Scanning the covers of business magazines and surfing the Internet for new business trends will result in dozens of stories about how an entrepreneur took an idea, developed it, and launched a successful business. From the start, entrepreneurs make decisions that will affect how they will be able to turn their idea into a successful enterprise and build a successful business.
“Entrepreneurs have a lot of biases that might warp their impression of an opportunity,” says Timothy B. Folta, professor of management and Thomas John and Bette Wolff Chair in Strategic Entrepreneurship in the School of Business. “That’s one of the reasons entrepreneurs are interesting. From an educational perspective one of the purposes of getting training in entrepreneurship is to protect against these biases. Being aware of them is half the battle.”
Folta arrived in Storrs earlier this year after 15 years on the faculty at Purdue University’s Krannert Graduate School of Management, where his research and teaching focused on both entrepreneurship corporate strategy and how managers and entrepreneurs use organizational design to cope with uncertainty. In addition to how decisions are made to launch a new venture, he also studies when and why entrepreneurs decide to leave their business.
A prolific author, Folta’s writing has appeared in a variety of refereed journals and has been recognized with awards from the Academy of Management and the U.S. Small Business Administration. He has been invited to present papers at universities in the United States and Europe, and received the 2009-2010 Fulbright Special Award for the 60th Anniversary of the Fulbright Program in Italy, among other honors. He serves on the editorial boards for the Strategic Management Journal, Strategic Entrepreneurship Journal, Strategy Science, and Journal of Business Venturing.
Folta says one of the major pitfalls he cautions entrepreneurs against is extreme optimism about their ideas, preferring a measured approach that still retains enthusiasm for their ideas.
“Passion matters a lot. I think passion is a byproduct of over-optimism, or at least optimism,” Folta says. “Passion can be blinding, but at the same time there is an endogeneity with passion. If you’re passionate, you can infuse that passion in the people you work with, potential investors, and other stakeholders. That’s probably an impression we have of successful entrepreneurs, but as academics we have to walk this fine line between being overly passionate. You try not to let the passion bias your decision making. You want to compartmentalize your passion. You don’t want to make decisions with passion; they should be made objectively, but interactions with people should be passionate.”
Even as he studies how entrepreneurs plan and develop strategies, Folta explores new areas for his research – particularly collaborative, interdisciplinary efforts. While at Purdue he served as director of BIOMEDSHIP, a program designed to study and provide leadership in biomedical entrepreneurship and innovation, which provided an opportunity to jointly teach a class on medical device entrepreneurship with the head of the School of Biomedical Engineering.

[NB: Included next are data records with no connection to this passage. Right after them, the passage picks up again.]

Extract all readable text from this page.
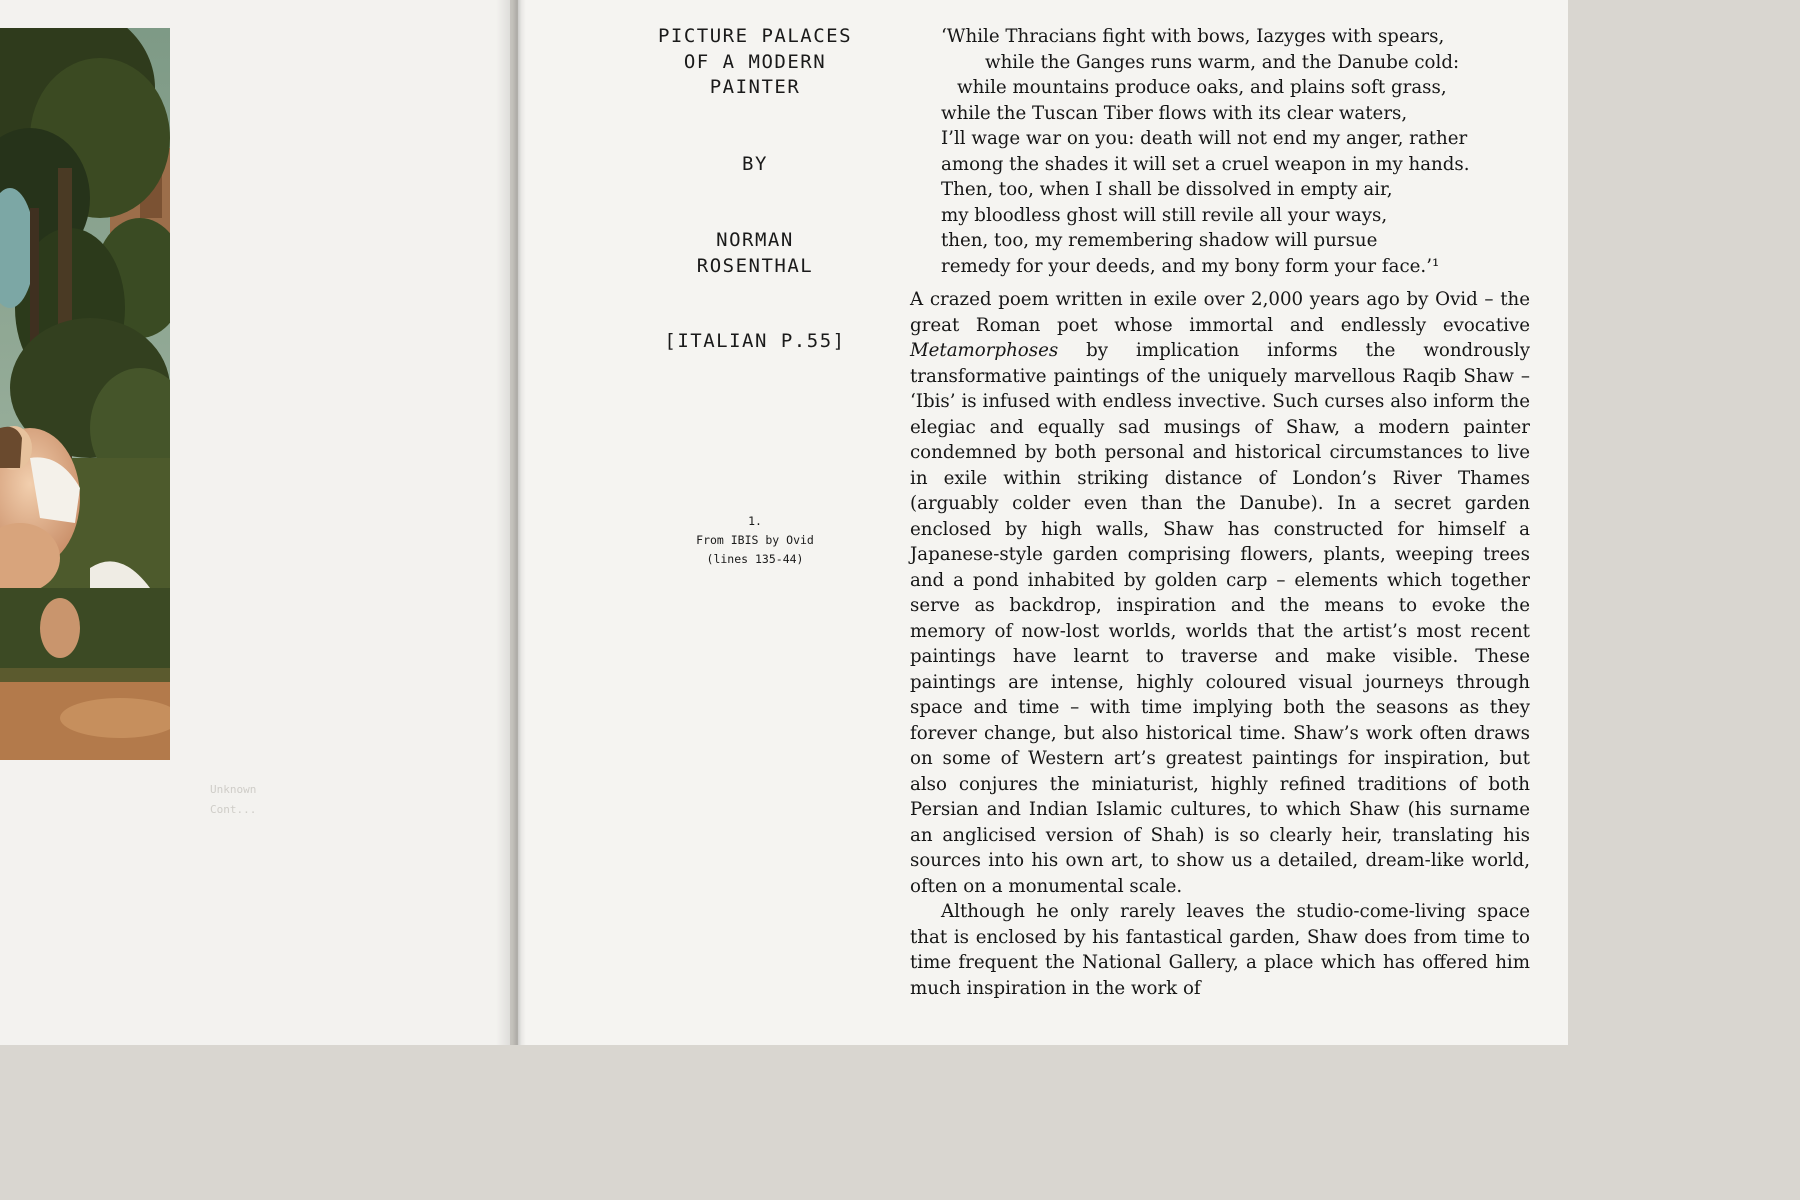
Unknown
Cont...
PICTURE PALACES
OF A MODERN
PAINTER
BY
NORMAN
ROSENTHAL
[ITALIAN P.55]
1.
From IBIS by Ovid
(lines 135-44)
‘While Thracians fight with bows, Iazyges with spears,
while the Ganges runs warm, and the Danube cold:
while mountains produce oaks, and plains soft grass,
while the Tuscan Tiber flows with its clear waters,
I’ll wage war on you: death will not end my anger, rather
among the shades it will set a cruel weapon in my hands.
Then, too, when I shall be dissolved in empty air,
my bloodless ghost will still revile all your ways,
then, too, my remembering shadow will pursue
remedy for your deeds, and my bony form your face.’¹

A crazed poem written in exile over 2,000 years ago by Ovid – the great Roman poet whose immortal and endlessly evocative Metamorphoses by implication informs the wondrously transformative paintings of the uniquely marvellous Raqib Shaw – ‘Ibis’ is infused with endless invective. Such curses also inform the elegiac and equally sad musings of Shaw, a modern painter condemned by both personal and historical circumstances to live in exile within striking distance of London’s River Thames (arguably colder even than the Danube). In a secret garden enclosed by high walls, Shaw has constructed for himself a Japanese-style garden comprising flowers, plants, weeping trees and a pond inhabited by golden carp – elements which together serve as backdrop, inspiration and the means to evoke the memory of now-lost worlds, worlds that the artist’s most recent paintings have learnt to traverse and make visible. These paintings are intense, highly coloured visual journeys through space and time – with time implying both the seasons as they forever change, but also historical time. Shaw’s work often draws on some of Western art’s greatest paintings for inspiration, but also conjures the miniaturist, highly refined traditions of both Persian and Indian Islamic cultures, to which Shaw (his surname an anglicised version of Shah) is so clearly heir, translating his sources into his own art, to show us a detailed, dream-like world, often on a monumental scale.

Although he only rarely leaves the studio-come-living space that is enclosed by his fantastical garden, Shaw does from time to time frequent the National Gallery, a place which has offered him much inspiration in the work of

“One of the reasons I came [to UConn] was to tap into the interdisciplinary opportunities to teach entrepreneurship,” he says. “I do work in corporate strategy and entrepreneurship, but I’m reaching out to a few areas of campus to see what opportunities exist. Constraining entrepreneurship to the business school is the wrong thing to do, because ideas exist everywhere. Engineering and the sciences are frequently where the high potential ideas come from. I’m trying to reach out there.”
Two emerging areas for potential examination in entrepreneurial studies that Folta sees are in “value creation” and in better understanding organizational growth and opportunities for growth.
He says the long-established idea of maximizing shareholder wealth as the single driving force in an organization is being challenged by an emerging trend toward “social entrepreneurship,” or corporate social responsibility concerns, as well.
“We’re having a hard time grasping that in our current perspective of maximizing shareholder wealth,” Folta says. “It’s an important issue. We have to understand why this trend is emerging, because it’s an important trend, and what’s at play here. It doesn’t fit the typical mold of maximizing wealth.”
At the same time, he says, there needs to be a better understanding of trends in organizational growth. Traditional growth is based primarily on the capabilities of an organization. Today, entrepreneurial opportunities may emerge outside of a business’s capabilities but can be leveraged to generate new capabilities.